After a seemingly endless process, the Seattle Council finally upzoned the area around Mt. Baker Station this year. Perhaps that experience exhausted everyone involved, but the next station down, Columbia City, is equally ready for a serious rezone.
The station is on the diagonal section of MLK immediately northeast of the dark purple stair-step. All of the areas where you don’t see a label are SF5000, since these zones are so large that the labels are centered elsewhere. What you do see is a tiny sliver of 40′ zoning in a handful of lots adjacent to the station, a lot of 40′ and 65′ zones in downtown Columbia City a few blocks east, some lowrise (LR) zones between the two, and a sea of single-family zoning covering a significant portion of the golden quarter-mile and half-mile circles around the station.

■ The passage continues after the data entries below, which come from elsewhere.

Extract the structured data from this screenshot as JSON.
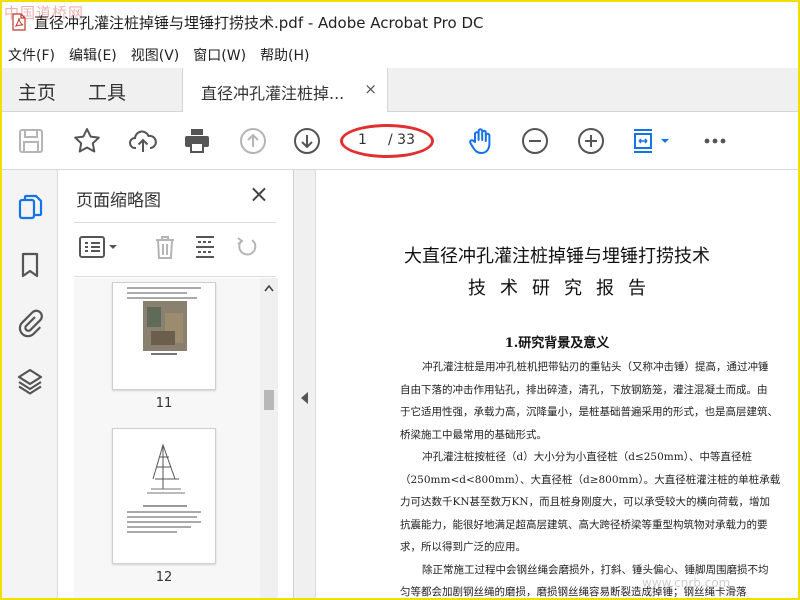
{
  "window": {
    "watermark": "中国道桥网",
    "title": "直径冲孔灌注桩掉锤与埋锤打捞技术.pdf - Adobe Acrobat Pro DC"
  },
  "menu": [
    "文件(F)",
    "编辑(E)",
    "视图(V)",
    "窗口(W)",
    "帮助(H)"
  ],
  "tabs": {
    "home": "主页",
    "tools": "工具",
    "document": "直径冲孔灌注桩掉...",
    "close": "×"
  },
  "toolbar": {
    "icons": [
      "save-icon",
      "star-icon",
      "upload-icon",
      "print-icon",
      "prev-page-icon",
      "next-page-icon",
      "hand-tool-icon",
      "zoom-out-icon",
      "zoom-in-icon",
      "fit-page-icon",
      "more-icon"
    ],
    "page_current": "1",
    "page_total": "/ 33",
    "accent_color": "#1473e6",
    "annotation_color": "#e03030"
  },
  "rail": {
    "icons": [
      "page-thumbnails-icon",
      "bookmark-icon",
      "attachment-icon",
      "layers-icon"
    ]
  },
  "thumbnails_panel": {
    "title": "页面缩略图",
    "close": "×",
    "tools": [
      "thumbnail-options-icon",
      "delete-icon",
      "extract-icon",
      "rotate-icon"
    ],
    "pages": [
      {
        "label": "11"
      },
      {
        "label": "12"
      }
    ]
  },
  "document": {
    "title": "大直径冲孔灌注桩掉锤与埋锤打捞技术",
    "subtitle": "技术研究报告",
    "heading": "1.研究背景及意义",
    "lines": [
      "冲孔灌注桩是用冲孔桩机把带钻刃的重钻头（又称冲击锤）提高，通过冲锤",
      "自由下落的冲击作用钻孔，排出碎渣，清孔，下放钢筋笼，灌注混凝土而成。由",
      "于它适用性强，承载力高，沉降量小，是桩基础普遍采用的形式，也是高层建筑、",
      "桥梁施工中最常用的基础形式。",
      "冲孔灌注桩按桩径（d）大小分为小直径桩（d≤250mm）、中等直径桩",
      "（250mm<d<800mm）、大直径桩（d≥800mm）。大直径桩灌注桩的单桩承载",
      "力可达数千KN甚至数万KN，而且桩身刚度大，可以承受较大的横向荷载，增加",
      "抗震能力，能很好地满足超高层建筑、高大跨径桥梁等重型构筑物对承载力的要",
      "求，所以得到广泛的应用。",
      "除正常施工过程中会钢丝绳会磨损外，打斜、锤头偏心、锤脚周围磨损不均",
      "匀等都会加剧钢丝绳的磨损，磨损钢丝绳容易断裂造成掉锤；钢丝绳卡滑落"
    ],
    "watermark": "www.cnrb.com"
  }
}
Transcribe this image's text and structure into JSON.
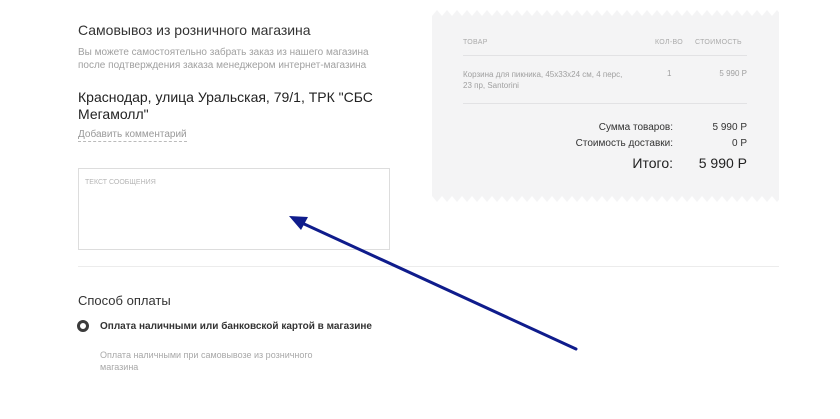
{
  "pickup": {
    "title": "Самовывоз из розничного магазина",
    "description": "Вы можете самостоятельно забрать заказ из нашего магазина после подтверждения заказа менеджером интернет-магазина",
    "address": "Краснодар, улица Уральская, 79/1, ТРК \"СБС Мегамолл\"",
    "add_comment_link": "Добавить комментарий",
    "comment_placeholder": "ТЕКСТ СООБЩЕНИЯ"
  },
  "order_summary": {
    "headers": {
      "product": "ТОВАР",
      "qty": "КОЛ-ВО",
      "cost": "СТОИМОСТЬ"
    },
    "items": [
      {
        "product": "Корзина для пикника, 45х33х24 см, 4 перс, 23 пр, Santorini",
        "qty": "1",
        "cost": "5 990 Р"
      }
    ],
    "goods_total_label": "Сумма товаров:",
    "goods_total_value": "5 990 Р",
    "delivery_label": "Стоимость доставки:",
    "delivery_value": "0 Р",
    "total_label": "Итого:",
    "total_value": "5 990 Р"
  },
  "payment": {
    "title": "Способ оплаты",
    "option_label": "Оплата наличными или банковской картой в магазине",
    "option_description": "Оплата наличными при самовывозе из розничного магазина",
    "selected": true
  },
  "colors": {
    "summary_bg": "#f4f4f5",
    "annotation_arrow": "#0f1c8c"
  },
  "icons": {
    "radio": "radio-selected-icon",
    "annotation": "arrow-annotation-icon"
  }
}
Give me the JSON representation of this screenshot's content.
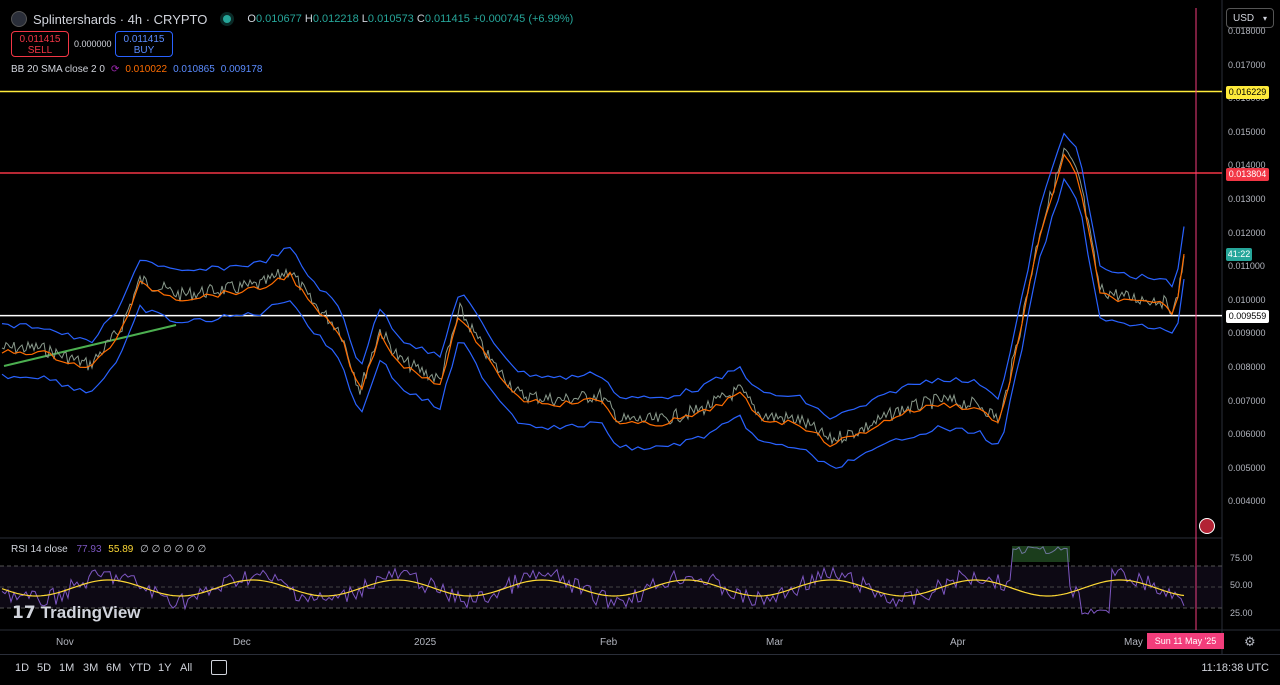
{
  "header": {
    "symbol_title": "Splintershards · 4h · CRYPTO",
    "ohlc": [
      {
        "k": "O",
        "v": "0.010677"
      },
      {
        "k": "H",
        "v": "0.012218"
      },
      {
        "k": "L",
        "v": "0.010573"
      },
      {
        "k": "C",
        "v": "0.011415"
      }
    ],
    "change": "+0.000745 (+6.99%)"
  },
  "trade": {
    "sell_price": "0.011415",
    "sell_label": "SELL",
    "spread": "0.000000",
    "buy_price": "0.011415",
    "buy_label": "BUY"
  },
  "bb_legend": {
    "label": "BB 20 SMA close 2 0",
    "basis": "0.010022",
    "upper": "0.010865",
    "lower": "0.009178"
  },
  "currency": "USD",
  "price_axis": [
    "0.018000",
    "0.017000",
    "0.016000",
    "0.015000",
    "0.014000",
    "0.013000",
    "0.012000",
    "0.011000",
    "0.010000",
    "0.009000",
    "0.008000",
    "0.007000",
    "0.006000",
    "0.005000",
    "0.004000"
  ],
  "price_tags": {
    "yellow_line": "0.016229",
    "red_line": "0.013804",
    "current": "41:22",
    "white_line": "0.009559"
  },
  "rsi": {
    "label": "RSI 14 close",
    "value": "77.93",
    "ma": "55.89",
    "extra": "∅ ∅ ∅ ∅ ∅ ∅",
    "axis": [
      "75.00",
      "50.00",
      "25.00"
    ]
  },
  "time_axis": [
    "Nov",
    "Dec",
    "2025",
    "Feb",
    "Mar",
    "Apr",
    "May"
  ],
  "cursor_date": "Sun 11 May '25",
  "watermark": "TradingView",
  "ranges": [
    "1D",
    "5D",
    "1M",
    "3M",
    "6M",
    "YTD",
    "1Y",
    "All"
  ],
  "clock": "11:18:38 UTC",
  "colors": {
    "bb_upper": "#2962ff",
    "bb_basis": "#ff6d00",
    "trend": "#4caf50",
    "yellow_line": "#ffeb3b",
    "red_line": "#f23645",
    "cursor": "#f23d7b",
    "rsi": "#7e57c2",
    "rsi_ma": "#fdd835"
  },
  "chart_data": {
    "type": "line",
    "ylim": [
      0.0035,
      0.0185
    ],
    "x": [
      "Nov",
      "Dec",
      "2025",
      "Feb",
      "Mar",
      "Apr",
      "May"
    ],
    "series": [
      {
        "name": "BB 20 SMA close 2 0",
        "values": [
          0.0085,
          0.0102,
          0.0087,
          0.0068,
          0.0065,
          0.0069,
          0.01
        ]
      }
    ],
    "horizontal_lines": [
      0.016229,
      0.013804,
      0.009559
    ]
  }
}
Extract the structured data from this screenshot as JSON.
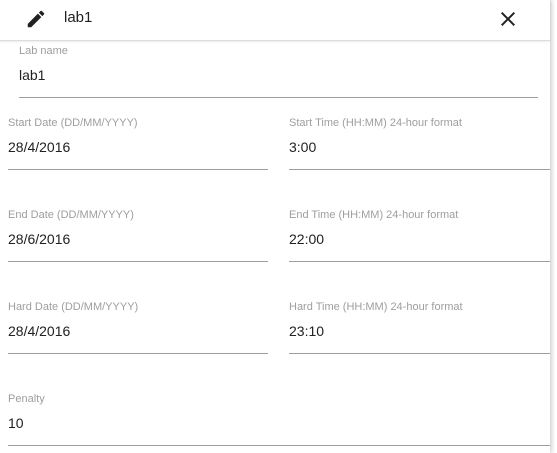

These circles are the areas that would, given reasonable zoning, house the residents that would plausibly not own cars and utilize Central Link’s future capacity to the fullest. Those non-driving residents provide the demand for better bus service and the customer base for a thriving business district from downtown Columbia City to the station. That business district would, in turn, help to make the approaches to Columbia City’s core more walkable. The residents that would live in those buildings would also either not displace people living elsewhere in Seattle, or else avoid displacement themselves. But instead, in large areas less than five minutes’ walk from the station, Seattle makes it illegal to have more than one household per lot.
I asked Planning, Land Use, and Sustainability Committee Chair Mike O’Brien when his committee would review this intolerable situation. “I agree that with the growth and development around the business district, [zoning] of the land next to the light rail station is worth a review now,” O’Brien said, but “DPD has a long list of neighborhoods where they are currently starting or finishing planning processes.” He said there was no chance of a rezone in 2015, but that he would “look into” what it would take to get Columbia City back into the queue.